Rosie

We said goodbye to Rosie last week.

She was 14 and a half, but you wouldn’t know it to look at her. She was still alert, interested, excited to go wherever you were going. But she couldn’t do that any more. Her body was failing her, letting her spirit down, breaking bit by bit. She just couldn’t come with us any more. We had to say goodbye.

Rosie came into our lives in 2010 when she was just 8 weeks old. We found her through some backyard breeder who posted a classified ad on, I don’t know, Gumtree I think? Or even the fucking Quokka, if anyone remembers that? We didn’t know what we were doing. We just wanted a puppy, and she saw us sitting there on the grass in some bloke’s yard in Wanneroo, and she got up and left her littermates behind, and wandered over to come and say hello to us. And we got a puppy.

I don’t even know how to begin picking out some of the things about Rosie that I want to share. We had her for so long that I feel everyone who is going to read this knows everything there is to know about her already. She was fiercely loyal. She was fiercely stupid. She was pure and without guile and so, so happy to be our dog. She was always ready to buy into our transparently concocted fantasy where we urgently needed a qualified professional to taste-test this bowl of popcorn, to make sure it was safe for us to eat.
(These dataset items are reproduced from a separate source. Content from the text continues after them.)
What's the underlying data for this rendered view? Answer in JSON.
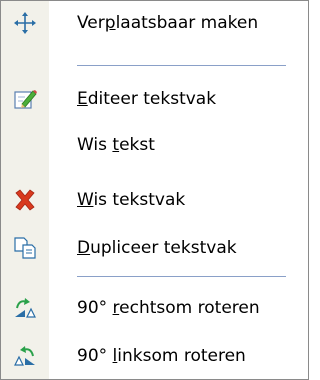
{
  "menu": {
    "items": [
      {
        "id": "move",
        "label": "Verplaatsbaar maken",
        "icon": "move-arrows-icon",
        "mnemonic_char_index": 3
      },
      {
        "id": "edit",
        "label": "Editeer tekstvak",
        "icon": "edit-pencil-icon",
        "mnemonic_char_index": 0
      },
      {
        "id": "clear",
        "label": "Wis tekst",
        "icon": "",
        "mnemonic_char_index": 4
      },
      {
        "id": "delete",
        "label": "Wis tekstvak",
        "icon": "red-x-delete-icon",
        "mnemonic_char_index": 0
      },
      {
        "id": "duplicate",
        "label": "Dupliceer tekstvak",
        "icon": "duplicate-pages-icon",
        "mnemonic_char_index": 0
      },
      {
        "id": "rotate-cw",
        "label": "90° rechtsom roteren",
        "icon": "rotate-clockwise-icon",
        "mnemonic_char_index": 4
      },
      {
        "id": "rotate-ccw",
        "label": "90° linksom roteren",
        "icon": "rotate-counterclockwise-icon",
        "mnemonic_char_index": 4
      }
    ]
  }
}
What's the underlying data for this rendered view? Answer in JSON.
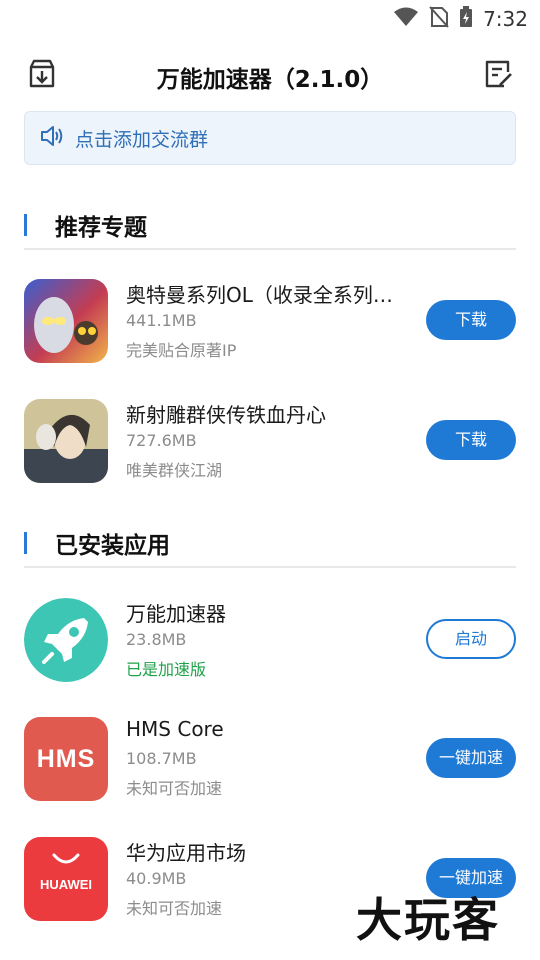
{
  "status_bar": {
    "time": "7:32",
    "icons": [
      "wifi-icon",
      "no-sim-icon",
      "battery-charging-icon"
    ]
  },
  "title_bar": {
    "title": "万能加速器（2.1.0）",
    "left_icon": "download-box-icon",
    "right_icon": "edit-note-icon"
  },
  "notice": {
    "icon": "speaker-icon",
    "text": "点击添加交流群"
  },
  "recommended": {
    "title": "推荐专题",
    "items": [
      {
        "name": "奥特曼系列OL（收录全系列…",
        "size": "441.1MB",
        "desc": "完美贴合原著IP",
        "button": "下载"
      },
      {
        "name": "新射雕群侠传铁血丹心",
        "size": "727.6MB",
        "desc": "唯美群侠江湖",
        "button": "下载"
      }
    ]
  },
  "installed": {
    "title": "已安装应用",
    "items": [
      {
        "name": "万能加速器",
        "size": "23.8MB",
        "desc": "已是加速版",
        "button": "启动",
        "icon_color": "#3ec6b4"
      },
      {
        "name": "HMS Core",
        "size": "108.7MB",
        "desc": "未知可否加速",
        "button": "一键加速",
        "icon_text": "HMS",
        "icon_color": "#e05a4f"
      },
      {
        "name": "华为应用市场",
        "size": "40.9MB",
        "desc": "未知可否加速",
        "button": "一键加速",
        "icon_text": "HUAWEI",
        "icon_color": "#ec3b3f"
      }
    ]
  },
  "watermark": "大玩客"
}
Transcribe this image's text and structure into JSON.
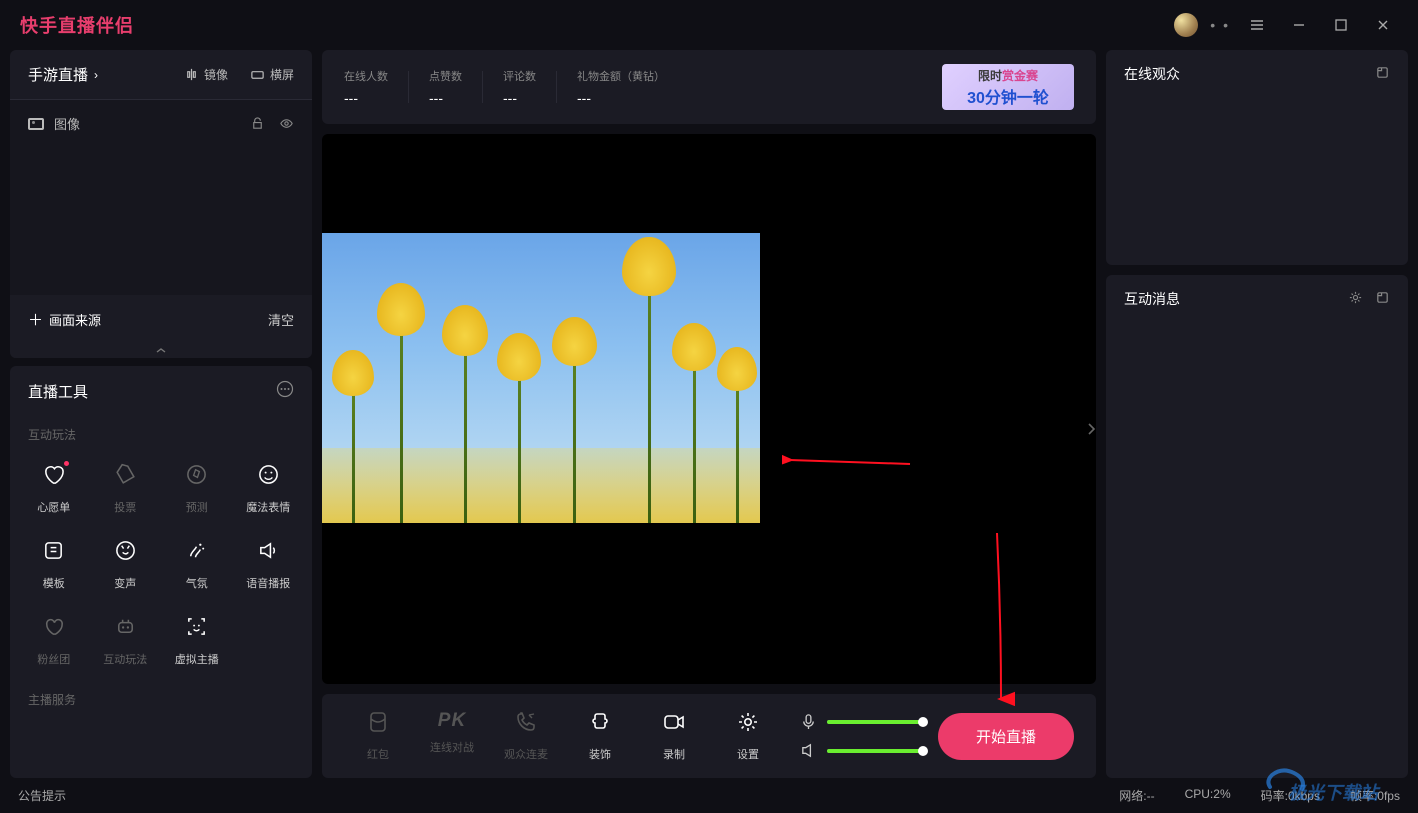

Even if the only thing she was going to do on any given day was snore loudly while you ignored her to do some silly things on the computer that she didn’t understand, you still knew – you knew – that simply being there with you was the only thing in the world that she wanted to do. She loved us, and she licked our faces when we cried, and she yelled at people on bicycles, and she farted terribly, and she ate things she shouldn’t have, and she threw up and she did it all over again.

The house is so quiet without her. I never thought about how much sheer presence she had until it was gone. She was always there to follow you excitedly when you walked around, or to reach down and touch for a quick pat or belly rub, or even just faithfully providing ambient background gurgling and farting to fill the silence as you worked. All that is left are 14 years of ingrained habits that lead to sharp stabs of disappointment and crying, and clumps of dog hair that I haven’t swept up yet.

On Christmas Eve in 2022, without warning, Rosie’s back legs gave out. It’s still burned into my memory how quickly it happened. She came into the bedroom and lay down in her little dog bed, and then she tried to get up and she just couldn’t.

I remember freaking out and chasing after her as she dragged herself down the hallway, not caring and only mildly confused that her back legs were spasming and flailing behind her. I remember running around frantically on Christmas Eve, on Christmas Fucking Eve, trying to get in to see the vet. I remember crying as the vet explained that the surgery to fix this would be $10,000 and that at her age the chances of success weren’t great anyway, or that the only other alternative was to wait and see, and either way it was “time to start thinking about quality of life”.

We didn’t really stop crying for Rosie since then. I feel like we’ve been crying for Rosie on and off for the last 18 months. We must have had The Big Conversation so many times.

Her legs did get a bit better for a while and she wobbled around the house in cute little grippy booties, but eventually – inevitably – they gave out again. She spent the last six months being supported in a little sling, unable to move without assistance but still so excited nevertheless to be picked up and taken to another bed in another room, as long as she could see you. More problems developed slowly as other systems started to fail, but we adapted. We changed our schedules and got more medications and and limited our travel and left events early to get home and look after her and did everything we could to keep her going.

Already best friends, our cat Evy became more and more affectionate as Rosie slowed down. She would spend hours at a time in Rosie’s bed, curled up against her, purring happily or licking Rosie’s ears or paws. There were times when I thought I didn’t need to take yet another photo of them being so fucking heartbreakingly, achingly cute together. Now I’m glad I took as many as I did. I wish I had taken even more.

Sometimes things are too much to bear. Sometimes when you cry and you have The Big Conversation for the hundredth time you realise that’s finally it: you have no choice, nothing left but to do the last thing in the world that you want to do. And sometimes being a pet owner means being a responsible adult. And being a responsible adult makes you feel like absolute fucking shit.

Rosie loved everyone she ever met. If you’re reading this, know that Rosie loved you. Even if she never met you. She loved you and she would have put her head on you and licked you, and let you slap her tummy or scruff her neck or play with her big silly wet lips.

I miss her so much. I feel like someone has cut off one of my limbs.

Thank you for everything, Rosie. Good job, dingus. You did so good, didn’t you? You did so good. I love you.